Lock hit the concrete and tumbled across it. Tendrils followed, slashing and stabbing at him like a dozen separate weapons.
Lock dodged all of them.
He lunged for Heart-girl and she backpedaled across the third floor of the parking garage. Lock slashed at her attacks, severing the first few tendrils, but her hair regrew as quickly as it fell.
Meanwhile, other tendrils speared through Lock’s shoulder—another through his thigh. His blood coagulated instantaneously. The tips that didn’t recoil immediately, Lock slashed through with his claws.
It was one thing to fight a super that moved like a semi-normal human, but with an atypical target, it was too easy to be surprised by a sudden, unexpected counter attack. If Lock hadn’t just fought a similar mutant, he might’ve been afraid.

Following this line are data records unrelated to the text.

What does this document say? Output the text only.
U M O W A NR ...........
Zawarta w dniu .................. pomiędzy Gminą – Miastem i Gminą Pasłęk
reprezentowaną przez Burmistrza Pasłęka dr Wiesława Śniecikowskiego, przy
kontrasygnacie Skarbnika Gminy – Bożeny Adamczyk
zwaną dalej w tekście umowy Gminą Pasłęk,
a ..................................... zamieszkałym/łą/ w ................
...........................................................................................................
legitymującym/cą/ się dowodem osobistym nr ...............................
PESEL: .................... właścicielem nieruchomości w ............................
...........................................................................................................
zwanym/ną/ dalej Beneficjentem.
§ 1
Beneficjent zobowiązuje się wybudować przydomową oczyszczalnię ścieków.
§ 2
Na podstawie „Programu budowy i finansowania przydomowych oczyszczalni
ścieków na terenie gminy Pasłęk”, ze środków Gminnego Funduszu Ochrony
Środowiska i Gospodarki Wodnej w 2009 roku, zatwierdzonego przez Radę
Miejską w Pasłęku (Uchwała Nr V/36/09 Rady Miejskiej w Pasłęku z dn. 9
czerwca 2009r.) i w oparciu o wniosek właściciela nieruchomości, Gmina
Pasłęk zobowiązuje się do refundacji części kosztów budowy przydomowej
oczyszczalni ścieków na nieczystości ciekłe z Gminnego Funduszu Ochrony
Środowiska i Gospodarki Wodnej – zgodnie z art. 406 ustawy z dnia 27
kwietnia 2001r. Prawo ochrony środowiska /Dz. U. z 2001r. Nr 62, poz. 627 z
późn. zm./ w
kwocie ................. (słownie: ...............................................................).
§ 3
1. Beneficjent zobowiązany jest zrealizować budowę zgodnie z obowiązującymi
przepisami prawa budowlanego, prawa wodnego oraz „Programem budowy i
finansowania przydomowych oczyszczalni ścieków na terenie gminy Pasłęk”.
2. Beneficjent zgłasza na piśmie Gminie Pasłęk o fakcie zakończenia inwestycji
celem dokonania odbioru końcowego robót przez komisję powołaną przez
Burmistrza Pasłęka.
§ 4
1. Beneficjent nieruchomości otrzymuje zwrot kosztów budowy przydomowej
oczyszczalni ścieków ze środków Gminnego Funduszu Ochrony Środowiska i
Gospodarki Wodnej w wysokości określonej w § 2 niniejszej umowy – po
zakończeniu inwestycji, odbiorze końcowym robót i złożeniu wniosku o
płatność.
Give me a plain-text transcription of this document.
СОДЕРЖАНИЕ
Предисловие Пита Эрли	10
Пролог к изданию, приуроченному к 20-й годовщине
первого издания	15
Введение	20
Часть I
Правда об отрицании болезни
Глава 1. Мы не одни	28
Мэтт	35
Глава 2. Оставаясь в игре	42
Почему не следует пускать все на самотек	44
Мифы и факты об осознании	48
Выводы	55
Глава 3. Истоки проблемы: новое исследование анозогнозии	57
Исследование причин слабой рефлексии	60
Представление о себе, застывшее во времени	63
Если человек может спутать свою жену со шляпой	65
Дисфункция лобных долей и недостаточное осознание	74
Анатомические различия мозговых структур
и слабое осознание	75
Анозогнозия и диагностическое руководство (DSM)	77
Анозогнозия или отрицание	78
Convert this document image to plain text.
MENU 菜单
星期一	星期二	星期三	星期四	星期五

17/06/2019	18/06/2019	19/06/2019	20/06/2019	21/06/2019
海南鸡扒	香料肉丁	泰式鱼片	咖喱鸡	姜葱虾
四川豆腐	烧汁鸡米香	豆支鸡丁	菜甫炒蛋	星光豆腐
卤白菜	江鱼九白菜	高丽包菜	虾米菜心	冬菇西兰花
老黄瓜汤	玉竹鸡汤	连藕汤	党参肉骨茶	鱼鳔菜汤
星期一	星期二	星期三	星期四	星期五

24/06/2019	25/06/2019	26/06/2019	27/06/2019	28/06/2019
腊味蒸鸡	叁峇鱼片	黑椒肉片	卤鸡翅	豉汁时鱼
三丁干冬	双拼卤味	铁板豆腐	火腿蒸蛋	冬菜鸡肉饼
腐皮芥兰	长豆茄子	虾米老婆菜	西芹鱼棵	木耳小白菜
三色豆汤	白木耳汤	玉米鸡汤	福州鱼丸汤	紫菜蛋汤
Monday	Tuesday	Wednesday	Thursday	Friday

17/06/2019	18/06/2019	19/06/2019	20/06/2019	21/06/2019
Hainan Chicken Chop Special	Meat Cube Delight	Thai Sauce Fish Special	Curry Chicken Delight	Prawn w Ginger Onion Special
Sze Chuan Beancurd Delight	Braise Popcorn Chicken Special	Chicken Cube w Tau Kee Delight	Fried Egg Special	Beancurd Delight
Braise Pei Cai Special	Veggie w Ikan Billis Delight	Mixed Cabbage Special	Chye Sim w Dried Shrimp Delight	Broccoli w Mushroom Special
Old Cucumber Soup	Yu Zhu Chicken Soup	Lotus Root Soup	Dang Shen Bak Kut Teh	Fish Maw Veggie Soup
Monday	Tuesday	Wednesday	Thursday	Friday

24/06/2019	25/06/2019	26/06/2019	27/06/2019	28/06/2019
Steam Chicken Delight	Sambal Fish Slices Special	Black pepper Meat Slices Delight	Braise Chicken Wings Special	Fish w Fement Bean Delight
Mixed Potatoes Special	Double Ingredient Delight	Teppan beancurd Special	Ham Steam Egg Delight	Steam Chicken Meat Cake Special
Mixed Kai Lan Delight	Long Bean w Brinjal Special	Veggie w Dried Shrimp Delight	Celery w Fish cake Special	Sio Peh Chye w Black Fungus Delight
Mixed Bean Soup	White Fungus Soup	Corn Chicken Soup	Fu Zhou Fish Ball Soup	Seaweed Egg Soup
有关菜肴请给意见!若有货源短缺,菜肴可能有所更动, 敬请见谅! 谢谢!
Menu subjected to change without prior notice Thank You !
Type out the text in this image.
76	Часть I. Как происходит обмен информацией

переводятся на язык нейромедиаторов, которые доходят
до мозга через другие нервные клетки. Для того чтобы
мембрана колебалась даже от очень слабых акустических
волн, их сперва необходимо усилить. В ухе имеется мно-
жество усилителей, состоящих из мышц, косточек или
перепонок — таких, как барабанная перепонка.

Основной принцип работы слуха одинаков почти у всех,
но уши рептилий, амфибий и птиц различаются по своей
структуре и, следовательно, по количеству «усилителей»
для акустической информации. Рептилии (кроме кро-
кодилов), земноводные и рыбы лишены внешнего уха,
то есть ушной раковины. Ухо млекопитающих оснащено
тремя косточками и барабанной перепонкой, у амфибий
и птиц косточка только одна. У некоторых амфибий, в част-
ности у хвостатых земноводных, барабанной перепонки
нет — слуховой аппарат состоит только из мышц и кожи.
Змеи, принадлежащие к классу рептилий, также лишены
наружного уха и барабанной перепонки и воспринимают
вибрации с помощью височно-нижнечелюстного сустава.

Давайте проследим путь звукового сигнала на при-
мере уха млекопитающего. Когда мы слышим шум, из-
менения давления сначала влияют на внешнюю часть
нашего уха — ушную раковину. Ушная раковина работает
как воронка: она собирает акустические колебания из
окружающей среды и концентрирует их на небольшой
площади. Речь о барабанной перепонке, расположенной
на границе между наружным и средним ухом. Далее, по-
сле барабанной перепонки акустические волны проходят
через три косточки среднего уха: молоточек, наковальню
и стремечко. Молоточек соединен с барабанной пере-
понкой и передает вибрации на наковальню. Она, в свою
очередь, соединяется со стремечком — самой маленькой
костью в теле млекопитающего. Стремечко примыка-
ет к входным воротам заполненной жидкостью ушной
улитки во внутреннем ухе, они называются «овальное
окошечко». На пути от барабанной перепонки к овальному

Heart-girl wasn’t much different from the eldritch horror from last time—they both moved like insects and protected their torso.
Lock had no doubt he was going to win. He just had to get close enough to Heart-girl to end the fight.
He waited, biding his time.
Heart-girl retreated toward the wall. Lock already knew she would try to scale the wall and fight from the ceiling. Up there, she would have better reach and mobility.
Lock didn’t plan on letting her get there.
Heart-girl was still backpedaling, desperately trying to fend him off. Lock let her think it was working.
Heart-girl dug her first few steps into the wall and started to climb.
Lock seized the next tendril, quickly wrapping the length around his palm. This time, when he squeezed, the hair didn’t come free from his grasp. At the same time, the claws on his feet dug into the floor.
He pulled. She stabbed. Lock grabbed another handful of hair, then he pulled in earnest.
Lock wrenched Heart-girl free from the wall and spun, whipping her around like a catapult and slammed her into the wall. A dull thump echoed through the parking lot—like a sack of laundry hitting the ground. The whole motion took less than a half second. The hair slackened around Lock’s hands.
But Heart-girl still stood on spidery-red limbs. She was cocooned in hair, only a sliver of her face visible behind the curtain of red.
Lock didn’t waste a breath.
Keeping hold of her hair, Lock pulled again and leapt at the same time. He rocketed toward Heart-girl and caught her in a flurry of slashes, cutting her body free and severing nearly all the hair from her head.
Catastrophic damage was the only way to reliably beat someone with accelerated healing.
By the time Lock’s assault was over, Heart-girl was nearly bald. The hair that was left on her head was short and quivered—still alive. She dropped to the ground, clutching her hands to her chest.
He could’ve brought the parking garage down on her, but he doubted Gnosis would appreciate the destruction.
“It’s over,” Lock said, glancing around the ceiling. He wasn’t sure where the cameras were—they were small and hidden, but Lock knew they were watching.
They were always watching.
Lock turned and started walking to the edge of the parking garage before leaping off and continuing to the exit.